Under the Meech Lake Accord, there must be complete unanimity between the provincial and federal governments before changes can be made to constitutions. This means that the treaties and Indian Government are recognized in the charter of rights but remain unimplemented.
The Accord received all-party approval in the House of Commons but it was not without its individual critics. A number of M.P.'s in the NDP and Liberal parties expressed their dissatisfaction and voted against the accord.
In December, the Quebec government implemented the "not withstanding" clause in, the constitution and opted out of the charter of rights in order to avoid implementing a supreme court hearing on language rights.
The Supreme court ruled that Quebec Bill-101 outlawing bilingual store signs was contrary to the charter of rights causing Quebec premier Robert Bourassa to exercise the opting out clause.
The result has been that the Manitoba Legislature halted debate on the Accord and New Brunswick has yet to ratify it.
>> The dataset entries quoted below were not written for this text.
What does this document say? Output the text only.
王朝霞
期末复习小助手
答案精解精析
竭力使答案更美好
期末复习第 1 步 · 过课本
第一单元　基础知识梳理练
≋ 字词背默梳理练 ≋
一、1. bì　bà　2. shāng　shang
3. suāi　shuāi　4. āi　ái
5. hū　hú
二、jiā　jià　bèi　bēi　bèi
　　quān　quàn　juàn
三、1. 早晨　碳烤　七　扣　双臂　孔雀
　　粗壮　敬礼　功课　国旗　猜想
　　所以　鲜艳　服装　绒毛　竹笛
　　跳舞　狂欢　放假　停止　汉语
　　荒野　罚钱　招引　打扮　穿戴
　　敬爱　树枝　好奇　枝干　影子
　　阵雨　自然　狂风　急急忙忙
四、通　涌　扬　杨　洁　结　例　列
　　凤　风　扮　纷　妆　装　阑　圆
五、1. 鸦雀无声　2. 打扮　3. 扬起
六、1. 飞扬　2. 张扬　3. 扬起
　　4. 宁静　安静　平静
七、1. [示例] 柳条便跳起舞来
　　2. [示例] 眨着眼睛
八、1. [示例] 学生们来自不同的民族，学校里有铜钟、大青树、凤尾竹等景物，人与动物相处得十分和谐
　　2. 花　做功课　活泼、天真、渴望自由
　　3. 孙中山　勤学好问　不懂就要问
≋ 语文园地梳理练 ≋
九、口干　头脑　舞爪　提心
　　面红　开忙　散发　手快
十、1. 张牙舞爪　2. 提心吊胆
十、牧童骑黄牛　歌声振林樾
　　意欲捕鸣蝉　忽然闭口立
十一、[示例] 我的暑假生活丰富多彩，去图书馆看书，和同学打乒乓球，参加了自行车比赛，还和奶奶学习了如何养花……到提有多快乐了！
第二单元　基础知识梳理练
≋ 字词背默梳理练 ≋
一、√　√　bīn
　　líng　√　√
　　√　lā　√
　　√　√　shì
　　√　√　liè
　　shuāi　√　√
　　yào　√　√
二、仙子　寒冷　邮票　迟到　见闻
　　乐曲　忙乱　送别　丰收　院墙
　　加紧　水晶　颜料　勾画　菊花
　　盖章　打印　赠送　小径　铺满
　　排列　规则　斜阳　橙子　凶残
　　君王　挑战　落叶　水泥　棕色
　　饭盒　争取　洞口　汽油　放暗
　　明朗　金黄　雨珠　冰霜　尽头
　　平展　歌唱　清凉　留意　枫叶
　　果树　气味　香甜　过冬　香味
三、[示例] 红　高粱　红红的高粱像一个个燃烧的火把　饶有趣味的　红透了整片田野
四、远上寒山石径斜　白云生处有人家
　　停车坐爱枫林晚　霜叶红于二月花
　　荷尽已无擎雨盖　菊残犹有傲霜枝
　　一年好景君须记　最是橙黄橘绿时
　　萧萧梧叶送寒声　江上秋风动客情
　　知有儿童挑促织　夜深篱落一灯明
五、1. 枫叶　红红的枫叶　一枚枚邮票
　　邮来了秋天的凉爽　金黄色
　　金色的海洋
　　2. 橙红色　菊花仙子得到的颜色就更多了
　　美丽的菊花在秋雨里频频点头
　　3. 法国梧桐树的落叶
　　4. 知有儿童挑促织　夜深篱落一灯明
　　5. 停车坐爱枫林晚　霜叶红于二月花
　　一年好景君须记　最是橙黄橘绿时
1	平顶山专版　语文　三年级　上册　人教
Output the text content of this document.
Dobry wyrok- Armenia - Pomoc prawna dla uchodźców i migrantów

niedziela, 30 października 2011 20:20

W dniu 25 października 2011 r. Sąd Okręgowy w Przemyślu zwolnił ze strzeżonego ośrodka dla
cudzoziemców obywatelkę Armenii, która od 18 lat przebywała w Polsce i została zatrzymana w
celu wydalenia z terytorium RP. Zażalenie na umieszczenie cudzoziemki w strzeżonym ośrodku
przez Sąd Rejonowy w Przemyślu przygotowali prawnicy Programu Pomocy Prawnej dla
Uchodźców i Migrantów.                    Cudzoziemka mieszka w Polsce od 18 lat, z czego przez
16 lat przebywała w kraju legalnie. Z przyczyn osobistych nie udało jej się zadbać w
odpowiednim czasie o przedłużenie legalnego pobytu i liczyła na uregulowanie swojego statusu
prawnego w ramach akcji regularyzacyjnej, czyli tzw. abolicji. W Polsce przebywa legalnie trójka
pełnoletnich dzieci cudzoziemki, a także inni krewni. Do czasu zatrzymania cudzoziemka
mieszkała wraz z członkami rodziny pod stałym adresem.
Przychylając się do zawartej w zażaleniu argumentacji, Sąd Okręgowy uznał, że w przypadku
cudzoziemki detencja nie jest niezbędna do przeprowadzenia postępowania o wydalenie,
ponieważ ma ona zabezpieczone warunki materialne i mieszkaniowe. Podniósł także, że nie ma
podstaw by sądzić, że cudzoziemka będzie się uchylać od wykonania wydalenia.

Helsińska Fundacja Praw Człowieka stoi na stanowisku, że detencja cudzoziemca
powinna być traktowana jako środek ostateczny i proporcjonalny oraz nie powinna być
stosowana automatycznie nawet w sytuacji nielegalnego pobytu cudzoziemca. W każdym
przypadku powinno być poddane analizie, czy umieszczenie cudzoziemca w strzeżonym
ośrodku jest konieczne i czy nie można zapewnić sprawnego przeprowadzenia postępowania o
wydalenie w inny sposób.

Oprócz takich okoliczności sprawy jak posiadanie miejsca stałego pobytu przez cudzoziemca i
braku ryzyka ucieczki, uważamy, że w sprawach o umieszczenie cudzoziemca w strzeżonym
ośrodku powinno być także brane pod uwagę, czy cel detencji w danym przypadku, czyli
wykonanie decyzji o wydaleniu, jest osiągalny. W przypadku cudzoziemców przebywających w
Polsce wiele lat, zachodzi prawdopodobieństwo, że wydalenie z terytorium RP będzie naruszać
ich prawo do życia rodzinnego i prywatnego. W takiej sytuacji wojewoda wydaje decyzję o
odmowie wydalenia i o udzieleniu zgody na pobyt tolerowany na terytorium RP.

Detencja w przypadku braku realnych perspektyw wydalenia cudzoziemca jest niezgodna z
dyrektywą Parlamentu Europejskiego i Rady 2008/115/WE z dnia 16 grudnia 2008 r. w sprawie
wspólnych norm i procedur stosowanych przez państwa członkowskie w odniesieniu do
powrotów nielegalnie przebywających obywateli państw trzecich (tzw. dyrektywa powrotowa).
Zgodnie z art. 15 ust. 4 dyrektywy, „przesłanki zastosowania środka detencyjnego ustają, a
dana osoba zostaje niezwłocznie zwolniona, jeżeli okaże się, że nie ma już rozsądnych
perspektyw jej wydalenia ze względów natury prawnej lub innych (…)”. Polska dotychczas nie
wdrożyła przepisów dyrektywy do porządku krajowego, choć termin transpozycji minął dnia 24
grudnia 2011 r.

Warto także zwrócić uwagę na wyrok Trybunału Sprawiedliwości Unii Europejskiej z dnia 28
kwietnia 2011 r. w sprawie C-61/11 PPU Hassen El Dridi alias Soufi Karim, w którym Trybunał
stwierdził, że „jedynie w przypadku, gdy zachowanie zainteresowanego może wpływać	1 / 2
Also a number of newly elected M.P.'s have concern about the Accord and don't feel obligated to previous cacus decisions to support it. So now what happens? The Meech Lake Accord is in jeopardy and Indian people have a chance to have their case heard.
Out of confusion comes opportunity.
The FSIN and the other treaty nations have taken the position that the provinces are not party to the treaties and the relationship is between the Indian nations and the Federal Government.
This relationship is based on the Royal Proclamation of 1763, the British North American Act and the treaties. The three instruments are named in the charter of rights.
This bilateral relationship is essential to protect and implement our treaties and Indian Government. Indian leaders now have a window of opportunity and should take advantage of it.
New Brunswick Premier McKennon should be lobbied and our position clarified, also Manitoba Premier Fillmore and the opposition parties should be lobbied. A position paper should be prepared and widely circulated.
Meetings should be held with members of parliament and our position forcefully put forward.
Indian issues have slid to the back burner on the legislative agendas of the Federal and Provincial governments. We now have an opportunity to initiate some action. Defeating the Meech Lake Accord and recognizing treaty rights and Indian Government should be a political priority.